CUDA float addition gives wrong answer (compared to CPU float ops) [closed]

Question

I am new to CUDA. I was using cuda to find the dot prod of float vectors and I came across a float point addition issue in cuda. In essence following is the simple kernel. I'm using -arch=sm_50 So the basic idea is for the thread_0 to add the values of vector a.

__global__ void temp(float *a, float *b, float *c) {

if (0 == threadIdx.x && blockIdx.x == 0 && blockIdx.y ==0 ) {
    float xx = 0.0f;
        for (int i = 0; i < LENGTH; i++){
            xx += a[i];
        }
        *c = xx;
    }
}

When I initialize 'a' with 1000 elements of 1.0 I get the desired result of 1000.00

but when I initialize 'a' with 1.1, I should get 1100.00xx but istead, I am getting 1099.989014. The cpu implementation simply yields 1100.000024

I am trying to understand what the issue here! :-(

I even tried to count the number of 1.1 elements in the a vector and that yeilds 1000, which is expected. and I even used atomicAdd and still I have the same issue.

would be very grateful if someone could help me out here!

best

EDIT: Biggest concern here is the disparity of the CPU result vs GPU result! I understand floats can be off by some decimal points. But the GPU error is very significant! :-(

Answer 1

It is not possible to represent 1.1 exactly using IEEE-754 floating point representation. As @RobertCrovella mentionned in his comment, the computation performed on the CPU does not use the same IEEE-754 settings than the GPU one.

Indeed, 1.1 in floating point is stored as 0x3F8CCCCD = which is 1.10000002384185. Performing the sum on 1000 elements, the last bits gets lost in rouding, one bit for the first addition, two bits after four, etc, until 10 bits after 1000. Depending on rounding mode, you may truncate the 10 bits for the last half of operations, hence ending up summing 0x3F8CCC00 which is 1.09997558.

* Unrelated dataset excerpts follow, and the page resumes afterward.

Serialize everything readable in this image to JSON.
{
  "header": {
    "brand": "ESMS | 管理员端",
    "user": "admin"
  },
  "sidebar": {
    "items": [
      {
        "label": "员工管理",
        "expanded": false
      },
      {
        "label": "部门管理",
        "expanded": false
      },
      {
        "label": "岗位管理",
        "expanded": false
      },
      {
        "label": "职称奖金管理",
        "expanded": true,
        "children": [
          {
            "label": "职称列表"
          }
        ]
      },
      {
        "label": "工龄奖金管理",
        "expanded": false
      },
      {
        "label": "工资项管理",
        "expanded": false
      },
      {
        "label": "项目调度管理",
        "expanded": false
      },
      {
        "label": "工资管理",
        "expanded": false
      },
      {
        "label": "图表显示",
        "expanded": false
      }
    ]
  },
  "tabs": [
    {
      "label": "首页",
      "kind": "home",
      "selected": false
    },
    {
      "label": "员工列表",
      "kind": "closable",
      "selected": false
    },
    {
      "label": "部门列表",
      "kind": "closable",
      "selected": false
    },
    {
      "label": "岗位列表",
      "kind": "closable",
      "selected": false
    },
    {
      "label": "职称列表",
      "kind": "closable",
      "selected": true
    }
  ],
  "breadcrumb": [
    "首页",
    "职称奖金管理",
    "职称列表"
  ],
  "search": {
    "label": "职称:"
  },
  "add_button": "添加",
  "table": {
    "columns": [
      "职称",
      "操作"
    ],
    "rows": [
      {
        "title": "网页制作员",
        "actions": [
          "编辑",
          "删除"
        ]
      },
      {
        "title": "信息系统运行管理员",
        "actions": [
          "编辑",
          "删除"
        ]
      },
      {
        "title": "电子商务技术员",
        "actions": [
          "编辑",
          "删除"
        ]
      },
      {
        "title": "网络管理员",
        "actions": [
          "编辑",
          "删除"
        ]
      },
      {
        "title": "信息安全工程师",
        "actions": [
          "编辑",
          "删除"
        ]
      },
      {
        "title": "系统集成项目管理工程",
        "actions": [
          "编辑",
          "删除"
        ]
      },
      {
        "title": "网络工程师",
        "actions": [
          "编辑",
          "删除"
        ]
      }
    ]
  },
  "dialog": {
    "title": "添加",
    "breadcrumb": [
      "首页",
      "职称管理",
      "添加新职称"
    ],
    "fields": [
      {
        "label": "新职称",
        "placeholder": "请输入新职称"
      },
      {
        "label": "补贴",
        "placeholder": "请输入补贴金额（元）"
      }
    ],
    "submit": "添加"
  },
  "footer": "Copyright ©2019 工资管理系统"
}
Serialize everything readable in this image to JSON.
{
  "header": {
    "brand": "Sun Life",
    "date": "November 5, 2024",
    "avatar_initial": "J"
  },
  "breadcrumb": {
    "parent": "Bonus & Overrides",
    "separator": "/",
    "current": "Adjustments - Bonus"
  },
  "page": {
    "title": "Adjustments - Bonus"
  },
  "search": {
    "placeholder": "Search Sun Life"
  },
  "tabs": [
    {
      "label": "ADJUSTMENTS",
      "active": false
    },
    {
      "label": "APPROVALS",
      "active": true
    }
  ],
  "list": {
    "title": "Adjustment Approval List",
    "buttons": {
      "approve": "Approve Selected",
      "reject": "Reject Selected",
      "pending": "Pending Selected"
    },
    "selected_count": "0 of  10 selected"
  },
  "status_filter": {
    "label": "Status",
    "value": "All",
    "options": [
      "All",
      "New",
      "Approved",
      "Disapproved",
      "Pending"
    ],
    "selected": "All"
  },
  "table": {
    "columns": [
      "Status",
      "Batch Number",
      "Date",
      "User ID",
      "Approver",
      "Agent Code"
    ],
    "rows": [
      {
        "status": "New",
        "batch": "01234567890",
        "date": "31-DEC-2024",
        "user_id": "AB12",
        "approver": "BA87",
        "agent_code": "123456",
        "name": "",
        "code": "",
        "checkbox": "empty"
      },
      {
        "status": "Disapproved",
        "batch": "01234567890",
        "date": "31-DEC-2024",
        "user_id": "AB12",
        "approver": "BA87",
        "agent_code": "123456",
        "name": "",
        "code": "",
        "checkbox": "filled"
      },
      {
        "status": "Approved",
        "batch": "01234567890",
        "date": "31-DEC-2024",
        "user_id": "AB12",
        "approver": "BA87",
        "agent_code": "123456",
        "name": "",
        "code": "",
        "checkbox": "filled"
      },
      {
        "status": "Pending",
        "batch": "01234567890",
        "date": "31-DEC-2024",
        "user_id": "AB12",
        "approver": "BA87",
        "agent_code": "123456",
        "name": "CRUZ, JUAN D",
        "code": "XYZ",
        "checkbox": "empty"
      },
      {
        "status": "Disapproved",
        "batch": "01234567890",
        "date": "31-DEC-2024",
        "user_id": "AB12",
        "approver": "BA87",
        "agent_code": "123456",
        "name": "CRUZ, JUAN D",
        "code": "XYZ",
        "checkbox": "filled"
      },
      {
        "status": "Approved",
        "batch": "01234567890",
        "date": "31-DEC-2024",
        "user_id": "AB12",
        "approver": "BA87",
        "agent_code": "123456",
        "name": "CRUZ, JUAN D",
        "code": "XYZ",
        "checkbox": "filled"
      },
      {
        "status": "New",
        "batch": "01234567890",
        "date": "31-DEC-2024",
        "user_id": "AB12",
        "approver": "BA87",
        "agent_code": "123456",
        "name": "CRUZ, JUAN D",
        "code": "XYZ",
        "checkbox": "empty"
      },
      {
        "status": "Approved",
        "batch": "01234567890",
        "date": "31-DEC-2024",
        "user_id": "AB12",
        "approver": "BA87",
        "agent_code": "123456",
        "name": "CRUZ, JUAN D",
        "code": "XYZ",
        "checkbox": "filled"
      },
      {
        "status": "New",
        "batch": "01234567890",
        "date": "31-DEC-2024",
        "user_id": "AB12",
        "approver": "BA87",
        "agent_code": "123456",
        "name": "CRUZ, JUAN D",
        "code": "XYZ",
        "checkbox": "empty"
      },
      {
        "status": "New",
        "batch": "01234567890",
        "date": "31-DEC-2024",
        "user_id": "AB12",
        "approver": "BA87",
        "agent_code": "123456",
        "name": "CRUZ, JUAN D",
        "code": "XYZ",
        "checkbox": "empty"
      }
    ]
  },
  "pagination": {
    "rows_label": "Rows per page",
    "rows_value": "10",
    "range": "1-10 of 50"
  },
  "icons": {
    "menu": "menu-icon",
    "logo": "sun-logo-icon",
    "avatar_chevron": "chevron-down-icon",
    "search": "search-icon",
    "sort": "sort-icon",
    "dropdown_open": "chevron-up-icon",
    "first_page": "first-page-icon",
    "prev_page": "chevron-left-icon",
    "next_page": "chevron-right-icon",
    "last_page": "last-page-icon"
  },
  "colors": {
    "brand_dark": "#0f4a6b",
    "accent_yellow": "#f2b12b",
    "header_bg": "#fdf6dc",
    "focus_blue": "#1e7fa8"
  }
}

The result from CUDA divided by 1000 is 0x3F8CCC71, which is consistent with a calculation in 32 bits.

When compiling on CPU, depending on optimization flags, you may be using fast math, which uses the internal register precision. It can be, if not specifying vector registers, using the x87 FPU which is 80 bits precision. In that occurence, the computation would read 1.1 in float which is 1.10000002384185, add it 1000 times using higher precision, hence not loosing any bit in rounding resulting in 1100.00002384185, and display 1100.000024 which is its round to nearest display.

Depending on compilation flags, the actual equivalent computation on Cpu may require enforcement of 32 bits floating-point arithmetics which can be done using addss of the SSE2 instruction set for example.

You can also play with /fp: option or -mfpmath with the compiler and explore issued instructions. In that case assembly instruction fadd is the 80-bits precision addition.

All of this has nothing to do with GPU floating-point precision. It is rather some misunderstanding of the IEEE-754 norm and the legacy x87 FPU behaviour.